On Thursday, the United States District Court for the Western District of Missouri issued a preliminary injunction against the government from enforcing the mandate against a private company, American Pulverizer Co., whose owners are Evangelical Christians who believe that the use of contraception is contrary to their religious beliefs. Plaintiffs’ companies employ about 150 people, and the current plans cover contraceptive services (perhaps a notable feature of the plans, in my opinion, insofar as the “substantial burden” prong of the RFRA standard is concerned, though the court did not discuss it in reaching its decision). But plaintiffs wish to change the plans to exclude contraceptive coverage.
As in the O’Brien case referenced by the court (and in which the Eighth Circuit essentially granted the claimant’s motion for preliminary injunction pending appeal), the plaintiffs do not qualify for any exemption or safe harbor from enforcement — they are not religious employers under the terms of the ACA, the don’t qualify for the safe harbor available to non-profits, and they don’t qualify for grandfathered status. That means the regulation would be enforced against them at the beginning of the new year.

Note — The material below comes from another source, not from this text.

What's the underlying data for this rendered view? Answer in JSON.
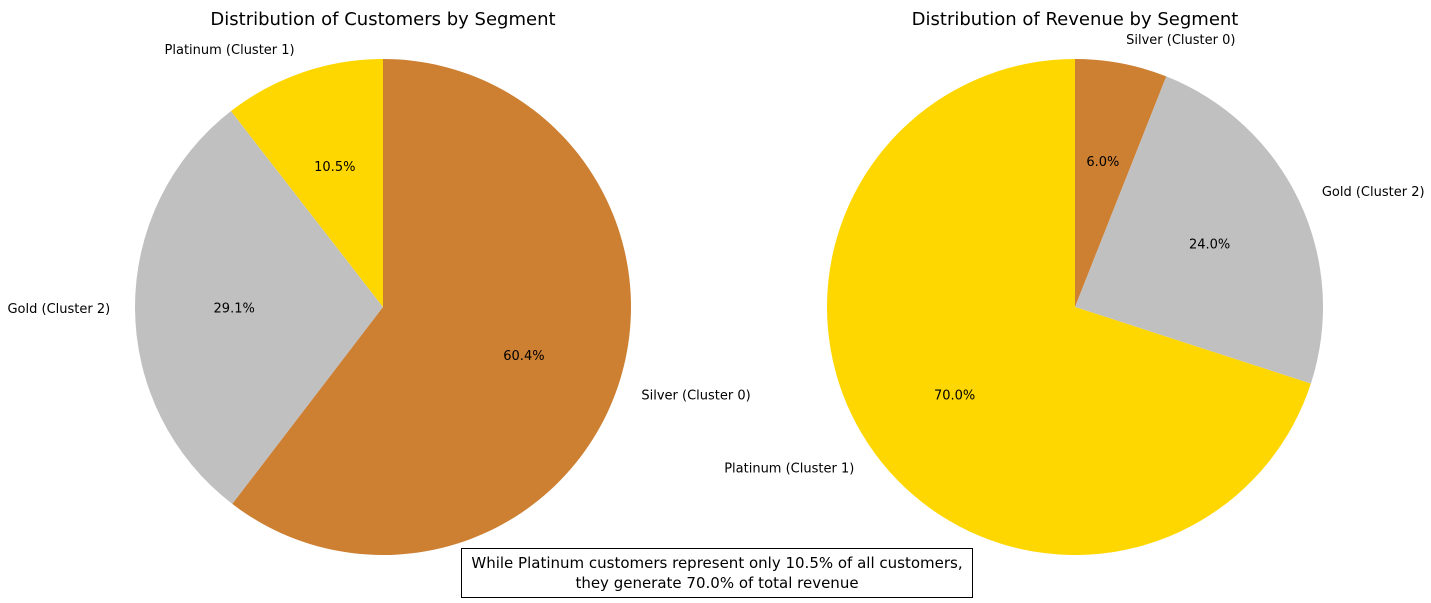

In granting the preliminary injunction against the government, the court essentially punted on the question of whether a corporation can exercise religion, ruling that because the issue demands further “deliberate investigation,” an injunction was warranted. And it further held that indirect impositions on religious beliefs can constitute substantial burdens. Finally, the court held that the government could not satisfy its burden to demonstrate that it is advancing a compelling state interest in imposing the mandate, in light of the numerous exceptions contained in the law: “these exemptions undermine any compelling interest in applying the preventative coverage mandate to Plaintiffs.”
The case is American Pulverizer Co. et al. v. U.S. Department of Health and Human Services, No. 12-3459-CV-S-RED (W.D. Mo. Dec. 20, 2012).